Рванувшись к телефону, он тут же принимается бешено вращать диск, затем колеблется, передумывает, перестает набирать, яростно вешает трубку и внезапно снова набирает.

Не проходит и полминуты после подобного фейерверка вторжения Дадли Р. Боствика, как в ритме вальса и польки появляется Гарри. Это уже нечто совсем иное. Он робко входит и неуверенно осматривается, чувствуя себя здесь, как и везде, неловко и неприкаянно. Оделся он по всем правилам, и это сковывает и стесняет его. На душе у него кошки скребут, но он твердо решил на этот раз пересилить себя и действовать посмелее. В его появлении есть что-то от танца. Костюм на нем явно с чужого плеча. Брюки великоваты, пиджак также сидит мешком, кроме того, они не под пару друг другу. Он не блещет умом, но в голове его бродят мысли. У него, если хотите, есть даже своя философия. Философия эта проста и прекрасна. Жизнь полна печали, людям нужен смех. Гарри смешон, людям нужен Гарри. Гарри развеселит людей. Вероятно, он кончил начальную школу, а может быть, провел годик-другой и в старших классах. Кроме того, он прислушивался к разговорам в бильярдных.

Ему нужен Ник. Он подходит к Арабу и спрашивает: «Это вы — Ник?» Араб отрицательно качает головой. Гарри становится у стойки с твердым намерением дождаться Ника во что бы то ни стало. Возвращается Ник.


Гарри. Вы Ник?

Ник (очень громко). Да, я Ник.

Гарри (наигранно). Вам не нужен первоклассный комик?

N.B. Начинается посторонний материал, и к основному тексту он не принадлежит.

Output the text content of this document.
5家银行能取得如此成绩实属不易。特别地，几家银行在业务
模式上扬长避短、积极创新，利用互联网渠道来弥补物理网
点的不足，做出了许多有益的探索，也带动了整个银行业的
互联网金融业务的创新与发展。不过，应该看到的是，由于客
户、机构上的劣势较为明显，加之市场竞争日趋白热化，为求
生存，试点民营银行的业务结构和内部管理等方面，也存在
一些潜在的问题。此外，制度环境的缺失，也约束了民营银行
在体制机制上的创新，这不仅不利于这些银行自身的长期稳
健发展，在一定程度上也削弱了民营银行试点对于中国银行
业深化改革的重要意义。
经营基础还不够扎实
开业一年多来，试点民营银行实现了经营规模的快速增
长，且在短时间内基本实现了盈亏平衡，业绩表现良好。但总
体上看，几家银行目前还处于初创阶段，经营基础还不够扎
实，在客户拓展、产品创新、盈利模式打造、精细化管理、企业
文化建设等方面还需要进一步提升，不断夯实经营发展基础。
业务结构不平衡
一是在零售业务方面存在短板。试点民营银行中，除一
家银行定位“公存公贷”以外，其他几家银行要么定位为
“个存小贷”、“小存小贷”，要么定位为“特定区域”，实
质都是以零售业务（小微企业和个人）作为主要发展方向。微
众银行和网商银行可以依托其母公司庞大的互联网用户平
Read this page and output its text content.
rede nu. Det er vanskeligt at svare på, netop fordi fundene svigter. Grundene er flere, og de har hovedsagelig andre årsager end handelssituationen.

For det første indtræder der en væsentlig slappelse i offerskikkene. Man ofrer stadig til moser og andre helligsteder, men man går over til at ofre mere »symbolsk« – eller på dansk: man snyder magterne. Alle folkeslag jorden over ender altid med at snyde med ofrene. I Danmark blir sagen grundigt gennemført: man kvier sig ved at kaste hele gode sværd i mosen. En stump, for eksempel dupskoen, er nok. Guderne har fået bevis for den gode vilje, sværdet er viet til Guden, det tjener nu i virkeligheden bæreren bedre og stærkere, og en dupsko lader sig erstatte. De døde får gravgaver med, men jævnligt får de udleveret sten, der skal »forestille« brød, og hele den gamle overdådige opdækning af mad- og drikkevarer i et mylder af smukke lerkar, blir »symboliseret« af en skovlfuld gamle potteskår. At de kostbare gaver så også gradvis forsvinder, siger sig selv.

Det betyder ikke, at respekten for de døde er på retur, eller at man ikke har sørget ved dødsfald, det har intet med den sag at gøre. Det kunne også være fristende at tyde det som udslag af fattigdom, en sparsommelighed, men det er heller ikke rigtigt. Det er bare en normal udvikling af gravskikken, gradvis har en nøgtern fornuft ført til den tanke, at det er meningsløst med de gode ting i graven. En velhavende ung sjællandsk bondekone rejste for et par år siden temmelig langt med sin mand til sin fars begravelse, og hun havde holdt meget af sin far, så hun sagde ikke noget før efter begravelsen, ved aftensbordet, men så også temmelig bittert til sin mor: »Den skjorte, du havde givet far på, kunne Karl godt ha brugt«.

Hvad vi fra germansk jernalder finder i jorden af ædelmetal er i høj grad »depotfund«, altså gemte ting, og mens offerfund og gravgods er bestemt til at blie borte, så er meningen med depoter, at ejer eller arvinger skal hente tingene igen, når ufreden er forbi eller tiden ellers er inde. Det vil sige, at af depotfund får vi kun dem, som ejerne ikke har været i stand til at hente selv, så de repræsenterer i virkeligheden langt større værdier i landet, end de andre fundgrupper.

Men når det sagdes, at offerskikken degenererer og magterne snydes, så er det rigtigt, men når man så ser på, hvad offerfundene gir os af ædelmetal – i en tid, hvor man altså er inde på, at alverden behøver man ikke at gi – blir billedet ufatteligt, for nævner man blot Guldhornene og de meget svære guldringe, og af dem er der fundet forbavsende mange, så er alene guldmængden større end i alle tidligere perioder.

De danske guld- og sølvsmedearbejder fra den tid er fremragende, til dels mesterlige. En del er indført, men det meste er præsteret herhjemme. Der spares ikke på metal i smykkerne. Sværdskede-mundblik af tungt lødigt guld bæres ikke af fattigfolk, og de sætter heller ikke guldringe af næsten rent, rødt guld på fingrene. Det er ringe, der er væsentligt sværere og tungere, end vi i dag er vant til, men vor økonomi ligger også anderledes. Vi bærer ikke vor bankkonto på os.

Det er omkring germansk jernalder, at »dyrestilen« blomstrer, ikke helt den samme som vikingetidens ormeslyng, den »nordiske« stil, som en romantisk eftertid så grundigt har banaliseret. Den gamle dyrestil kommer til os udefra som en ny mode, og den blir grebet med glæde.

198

Ник (за стойкой). Кто, например?

Гарри (почти со злостью). Я.

Ник. Ты? А что в тебе смешного?


Дадли у телефона набирает номер. Аппарат, видимо, не совсем исправен, и диск издает при вращении громкий треск.


Дадли. Алло! Это Сансет, семьдесят три — сорок девять?. Попросите, пожалуйста, мисс Элси Мандельспигель.

Гарри (с жаром и грохотом отбивает чечетку). Я танцую, рассказываю прибаутки и потешные истории, болтаю всякую всячину.

Ник. Костюм тебе нужен? Или ты прямо в своем?

Гарри. Все, что мне нужно, — это сигара.

Китти (все еще в своих грезах). Я бы вышла из дома и постояла на веранде. Окинула б взглядом деревья, вдохнула запах цветов. Потом пробежалась бы по лужайке и улеглась под деревом и стала бы читать. (Помолчав.) Может быть, стихи.

Дадли (чрезвычайно отчетливо). Элси Мандельспигель. (Теряя выдержку.) Ее комната на четвертом этаже. Она работает сиделкой в клинике при управлении Южно-Тихоокеанской железной дороги… Элси Мандельспигель. Работает она по ночам… Элси… Да…. (Снова ждет.)


Входит Уэсли, это юноша-негр. Подходит к стойке и останавливается около Гарри в ожидании.


Ник. Пива?

Уэсли. Нет, сэр. Мне бы хотелось поговорить с вами.

Ник (Гарри). Ну что ж, валяй чего-нибудь, да посмешней.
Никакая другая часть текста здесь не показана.